Anskar starrte sie müde an, nickte aber. Langsam sickerten ihre Worte, ihr Wille, in seinen Verstand, machten ihn zu dem Werkzeug, das sie brauchte. Sie fuhr sich heimlich mit ihrem geschärften Zeigefingernagel über die Innenseite ihres Daumens. Ein Tropfen Blut, rot und schwer wie die Sünde, quoll träge hervor.

„Du musst auf mich hören, Skar. Verstehst du? Keine Morde mehr. Nicht, wenn es sich irgendwie vermeiden lässt", sagte Leonora und strich mit ihren Händen über seine Wangen. Anskar nickte schwer und brachte ein gezwungenes Lächeln hervor. Leonora erwiderte dieses und strich den Tropfen Blut in einer zärtlichen Geste auf seine Lippen.

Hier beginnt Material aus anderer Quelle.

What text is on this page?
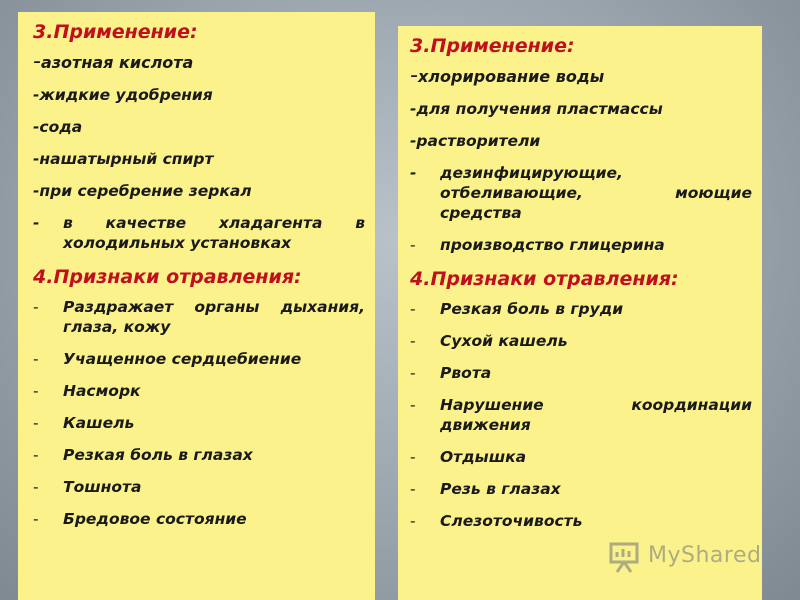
3.Применение:
-азотная кислота
-жидкие удобрения
-сода
-нашатырный спирт
-при серебрение зеркал
- в качестве хладагента в холодильных установках
4.Признаки отравления:
- Раздражает органы дыхания, глаза, кожу
- Учащенное сердцебиение
- Насморк
- Кашель
- Резкая боль в глазах
- Тошнота
- Бредовое состояние
3.Применение:
-хлорирование воды
-для получения пластмассы
-растворители
- дезинфицирующие, отбеливающие, моющие средства
- производство глицерина
4.Признаки отравления:
- Резкая боль в груди
- Сухой кашель
- Рвота
- Нарушение координации движения
- Отдышка
- Резь в глазах
- Слезоточивость
MyShared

„Versprich es", bat Leonora.

Anskars Zunge schnellte reflexartig hervor, um die Feuchtigkeit auf seinen Lippen zu kosten. Einen Herzschlag später erschauderte er und stieß einen Seufzer aus. Fast augenblicklich verengten sich seine Pupillen auf Stecknadelgröße. Alle Anspannung wich aus ihm und einen Moment später rollte eine Träne über seine Wange. Er lächelte.

„Was immer du willst, Nora", beteuerte ihr Anskar und sah sie an, als sei sie die Liebe seines Lebens.